MGŁA + ULCERATE + MORD’A’STIGMATA @ RCA Club, Lisboa | 02.12.22 [reportagem]

Apesar de todas as preocupações, naturais em relação ao futuro, perante a constante incerteza com os aumentos da inflação e o impacto que isso coloca sobre as digressões de bandas de música pesada — que, muitas vezes, já têm as contas feitas ao limite –, não deixa de ser um sinal positivo termos esta digressão a passar por três pontos de Portugal (quando o que tem sido hábito é apenas um) e ter como última data um RCA Club completamente esgotado. O que também demonstra a fidelidade do público português aos MGŁA, que desta vez vieram muito bem acompanhados pelos ULCERATE e pelos MORD’A’STIGMATA, que seriam os primeiros a subir ao palco da sala lisboeta numa noite em que o negro esteve sempre em evidência (como seria expectável), mas que salientou também muitas outras cores. Os também polacos regressaram este ano com «Like Ants And Snakes», um álbum que os viu a largarem alguma da abrasividade do passado em busca de uma maior profundidade atmosférica — o que lhes permitiu reforçarem a sua costela “post-qualquer-coisa”. Ainda assim, e feita a contextualizando com a digressão onde estavam inseridos, o seu concerto foi um equilíbrio entre essas duas faces da sua identidade que estão-se a tornar cada vez mais distintas. Começaram com uma assombrosa «Inkaust» e foram intercalando temas do novo álbum, como o tema-título e «Blood Of Angels», que viria a fechar a sua actuação, com outros mais antigos. A contemplação e o headbanging moderado foram a reacções mais comuns num concerto que nos pareceu algo longo para uma banda de abertura.

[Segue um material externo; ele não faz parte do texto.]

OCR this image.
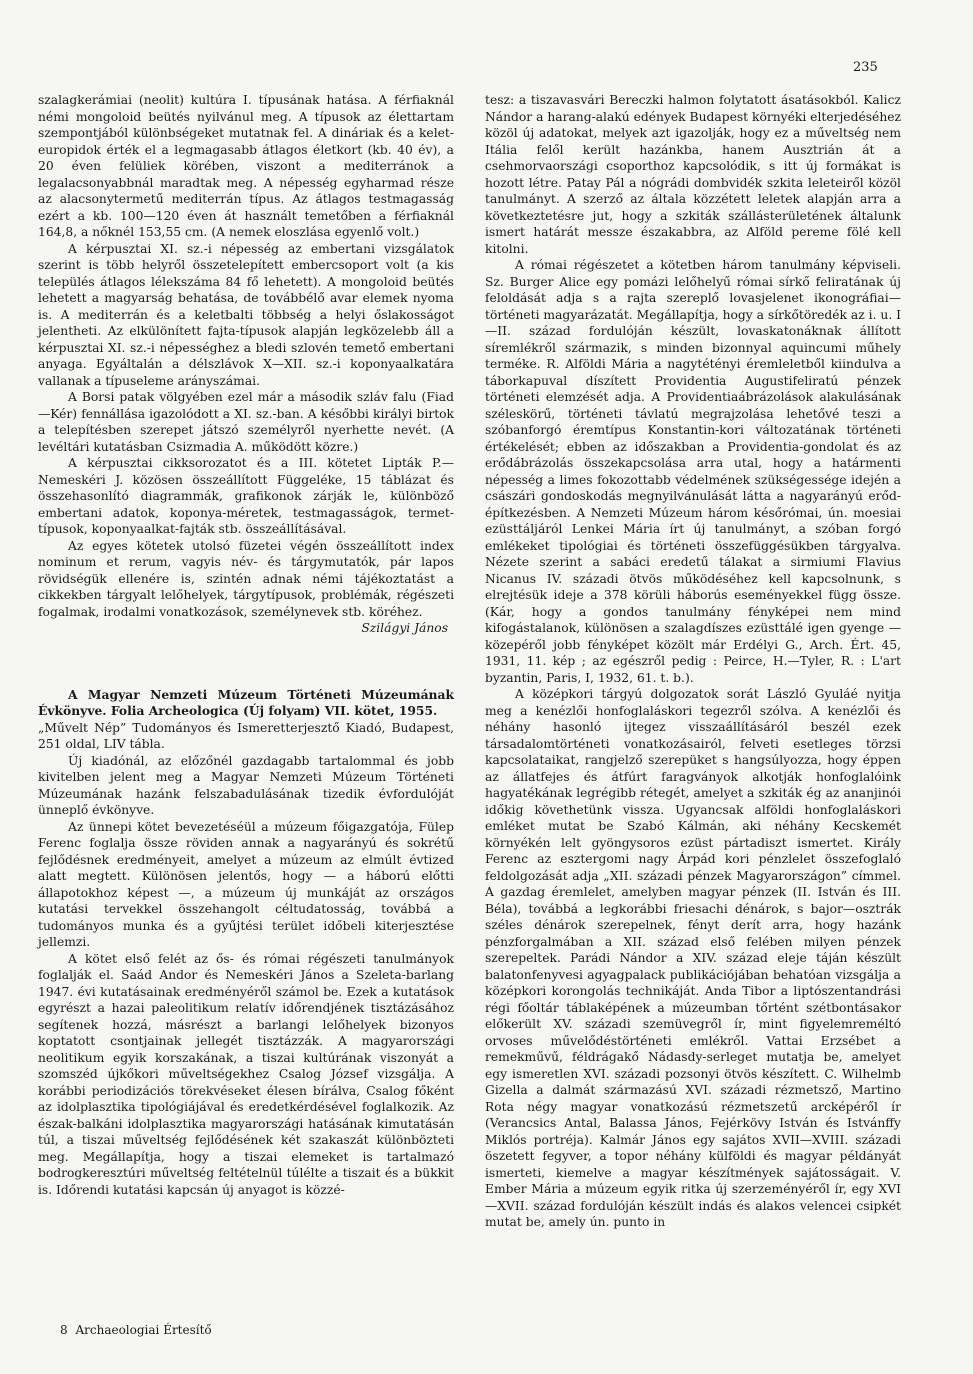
235

szalagkerámiai (neolit) kultúra I. típusának hatása. A férfiaknál némi mongoloid beütés nyilvánul meg. A típusok az élettartam szempontjából különbségeket mutatnak fel. A dináriak és a kelet-europidok érték el a legmagasabb átlagos életkort (kb. 40 év), a 20 éven felüliek körében, viszont a mediterránok a legalacsonyabbnál maradtak meg. A népesség egyharmad része az alacsonytermetű mediterrán típus. Az átlagos testmagasság ezért a kb. 100—120 éven át használt temetőben a férfiaknál 164,8, a nőknél 153,55 cm. (A nemek eloszlása egyenlő volt.)

A kérpusztai XI. sz.-i népesség az embertani vizsgálatok szerint is több helyről összetelepített embercsoport volt (a kis település átlagos lélekszáma 84 fő lehetett). A mongoloid beütés lehetett a magyarság behatása, de továbbélő avar elemek nyoma is. A mediterrán és a keletbalti többség a helyi őslakosságot jelentheti. Az elkülönített fajta-típusok alapján legközelebb áll a kérpusztai XI. sz.-i népességhez a bledi szlovén temető embertani anyaga. Egyáltalán a délszlávok X—XII. sz.-i koponyaalkatára vallanak a típuseleme arányszámai.

A Borsi patak völgyében ezel már a második szláv falu (Fiad—Kér) fennállása igazolódott a XI. sz.-ban. A későbbi királyi birtok a telepítésben szerepet játszó személyről nyerhette nevét. (A levéltári kutatásban Csizmadia A. működött közre.)

A kérpusztai cikksorozatot és a III. kötetet Lipták P.—Nemeskéri J. közösen összeállított Függeléke, 15 táblázat és összehasonlító diagrammák, grafikonok zárják le, különböző embertani adatok, koponya-méretek, testmagasságok, termet-típusok, koponyaalkat-fajták stb. összeállításával.

Az egyes kötetek utolsó füzetei végén összeállított index nominum et rerum, vagyis név- és tárgymutatók, pár lapos rövidségük ellenére is, szintén adnak némi tájékoztatást a cikkekben tárgyalt lelőhelyek, tárgytípusok, problémák, régészeti fogalmak, irodalmi vonatkozások, személynevek stb. köréhez.

Szilágyi János

A Magyar Nemzeti Múzeum Történeti Múzeumának Évkönyve. Folia Archeologica (Új folyam) VII. kötet, 1955.

„Művelt Nép” Tudományos és Ismeretterjesztő Kiadó, Budapest, 251 oldal, LIV tábla.

Új kiadónál, az előzőnél gazdagabb tartalommal és jobb kivitelben jelent meg a Magyar Nemzeti Múzeum Történeti Múzeumának hazánk felszabadulásának tizedik évfordulóját ünneplő évkönyve.

Az ünnepi kötet bevezetéséül a múzeum főigazgatója, Fülep Ferenc foglalja össze röviden annak a nagyarányú és sokrétű fejlődésnek eredményeit, amelyet a múzeum az elmúlt évtized alatt megtett. Különösen jelentős, hogy — a háború előtti állapotokhoz képest —, a múzeum új munkáját az országos kutatási tervekkel összehangolt céltudatosság, továbbá a tudományos munka és a gyűjtési terület időbeli kiterjesztése jellemzi.

A kötet első felét az ős- és római régészeti tanulmányok foglalják el. Saád Andor és Nemeskéri János a Szeleta-barlang 1947. évi kutatásainak eredményéről számol be. Ezek a kutatások egyrészt a hazai paleolitikum relatív időrendjének tisztázásához segítenek hozzá, másrészt a barlangi lelőhelyek bizonyos koptatott csontjainak jellegét tisztázzák. A magyarországi neolitikum egyik korszakának, a tiszai kultúrának viszonyát a szomszéd újkőkori műveltségekhez Csalog József vizsgálja. A korábbi periodizációs törekvéseket élesen bírálva, Csalog főként az idolplasztika tipológiájával és eredetkérdésével foglalkozik. Az észak-balkáni idolplasztika magyarországi hatásának kimutatásán túl, a tiszai műveltség fejlődésének két szakaszát különbözteti meg. Megállapítja, hogy a tiszai elemeket is tartalmazó bodrogkeresztúri műveltség feltételnül túlélte a tiszait és a bükkit is. Időrendi kutatási kapcsán új anyagot is közzé-

tesz: a tiszavasvári Bereczki halmon folytatott ásatásokból. Kalicz Nándor a harang-alakú edények Budapest környéki elterjedéséhez közöl új adatokat, melyek azt igazolják, hogy ez a műveltség nem Itália felől került hazánkba, hanem Ausztrián át a csehmorvaországi csoporthoz kapcsolódik, s itt új formákat is hozott létre. Patay Pál a nógrádi dombvidék szkita leleteiről közöl tanulmányt. A szerző az általa közzétett leletek alapján arra a következtetésre jut, hogy a szkiták szállásterületének általunk ismert határát messze északabbra, az Alföld pereme fölé kell kitolni.

A római régészetet a kötetben három tanulmány képviseli. Sz. Burger Alice egy pomázi lelőhelyű római sírkő feliratának új feloldását adja s a rajta szereplő lovasjelenet ikonográfiai—történeti magyarázatát. Megállapítja, hogy a sírkőtöredék az i. u. I—II. század fordulóján készült, lovaskatonáknak állított síremlékről származik, s minden bizonnyal aquincumi műhely terméke. R. Alföldi Mária a nagytétényi éremleletből kiindulva a táborkapuval díszített Providentia Augustifeliratú pénzek történeti elemzését adja. A Providentiaábrázolások alakulásának széleskörű, történeti távlatú megrajzolása lehetővé teszi a szóbanforgó éremtípus Konstantin-kori változatának történeti értékelését; ebben az időszakban a Providentia-gondolat és az erődábrázolás összekapcsolása arra utal, hogy a határmenti népesség a limes fokozottabb védelmének szükségessége idején a császári gondoskodás megnyilvánulását látta a nagyarányú erőd-építkezésben. A Nemzeti Múzeum három későrómai, ún. moesiai ezüsttáljáról Lenkei Mária írt új tanulmányt, a szóban forgó emlékeket tipológiai és történeti összefüggésükben tárgyalva. Nézete szerint a sabáci eredetű tálakat a sirmiumi Flavius Nicanus IV. századi ötvös működéséhez kell kapcsolnunk, s elrejtésük ideje a 378 körüli háborús eseményekkel függ össze. (Kár, hogy a gondos tanulmány fényképei nem mind kifogástalanok, különösen a szalagdíszes ezüsttálé igen gyenge — közepéről jobb fényképet közölt már Erdélyi G., Arch. Ért. 45, 1931, 11. kép ; az egészről pedig : Peirce, H.—Tyler, R. : L'art byzantin, Paris, I, 1932, 61. t. b.).

A középkori tárgyú dolgozatok sorát László Gyuláé nyitja meg a kenézlői honfoglaláskori tegezről szólva. A kenézlői és néhány hasonló ijtegez visszaállításáról beszél ezek társadalomtörténeti vonatkozásairól, felveti esetleges törzsi kapcsolataikat, rangjelző szerepüket s hangsúlyozza, hogy éppen az állatfejes és átfúrt faragványok alkotják honfoglalóink hagyatékának legrégibb rétegét, amelyet a szkiták ég az ananjinói időkig követhetünk vissza. Ugyancsak alföldi honfoglaláskori emléket mutat be Szabó Kálmán, aki néhány Kecskemét környékén lelt gyöngysoros ezüst pártadiszt ismertet. Király Ferenc az esztergomi nagy Árpád kori pénzlelet összefoglaló feldolgozását adja „XII. századi pénzek Magyarországon” címmel. A gazdag éremlelet, amelyben magyar pénzek (II. István és III. Béla), továbbá a legkorábbi friesachi dénárok, s bajor—osztrák széles dénárok szerepelnek, fényt derít arra, hogy hazánk pénzforgalmában a XII. század első felében milyen pénzek szerepeltek. Parádi Nándor a XIV. század eleje táján készült balatonfenyvesi agyagpalack publikációjában behatóan vizsgálja a középkori korongolás technikáját. Anda Tibor a liptószentandrási régi főoltár táblaképének a múzeumban tőrtént szétbontásakor előkerült XV. századi szemüvegről ír, mint figyelemreméltó orvoses művelődéstörténeti emlékről. Vattai Erzsébet a remekművű, féldrágakő Nádasdy-serleget mutatja be, amelyet egy ismeretlen XVI. századi pozsonyi ötvös készített. C. Wilhelmb Gizella a dalmát származású XVI. századi rézmetsző, Martino Rota négy magyar vonatkozású rézmetszetű arcképéről ír (Verancsics Antal, Balassa János, Fejérkövy István és Istvánffy Miklós portréja). Kalmár János egy sajátos XVII—XVIII. századi öszetett fegyver, a topor néhány külföldi és magyar példányát ismerteti, kiemelve a magyar készítmények sajátosságait. V. Ember Mária a múzeum egyik ritka új szerzeményéről ír, egy XVI—XVII. század fordulóján készült indás és alakos velencei csipkét mutat be, amely ún. punto in

8 Archaeologiai Értesítő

Ainda assim, os MORD’A’STIGMATA deixaram boas indicações em relação ao seu momento presente. Um dos pontos positivos da acutação dos polacos foi verificar a técnica de Ygg na bateria, instrumento que viria a estar em destaque também com os neo zelandeses ULCERATE. Isto porque o jogo de pratos de Jamie Saint Merat foi impressionante, assim como foi vê-lo a usá-los, como ao restante kit, roubando claramente as atenções em relação ao resto da banda. Atacaram logo com «The Lifeless Advance», o tema de abertura do último álbum de originais «Stare Into Death And Be Still», que acabou por estar em destaque ao ocupar grande parte do alinhamento. O público, esse, demonstrou mais entusiasmo do que em relação à banda anterior, fruto também de terem a brutalidade mais à flor da pele, indo brevemente buscar ao passado munições para manterem o nível elevado — «Cold Becoming» e «Everything Is Fire» foram os temas escolhidos. Um trio que impressionou todos os presentes, que não precisou de qualquer comunicação (a não ser no final quando se despediram, agradecendo ao público) e que foi o aquecimento perfeito para o ponto alto que já era previsível que viesse de seguida.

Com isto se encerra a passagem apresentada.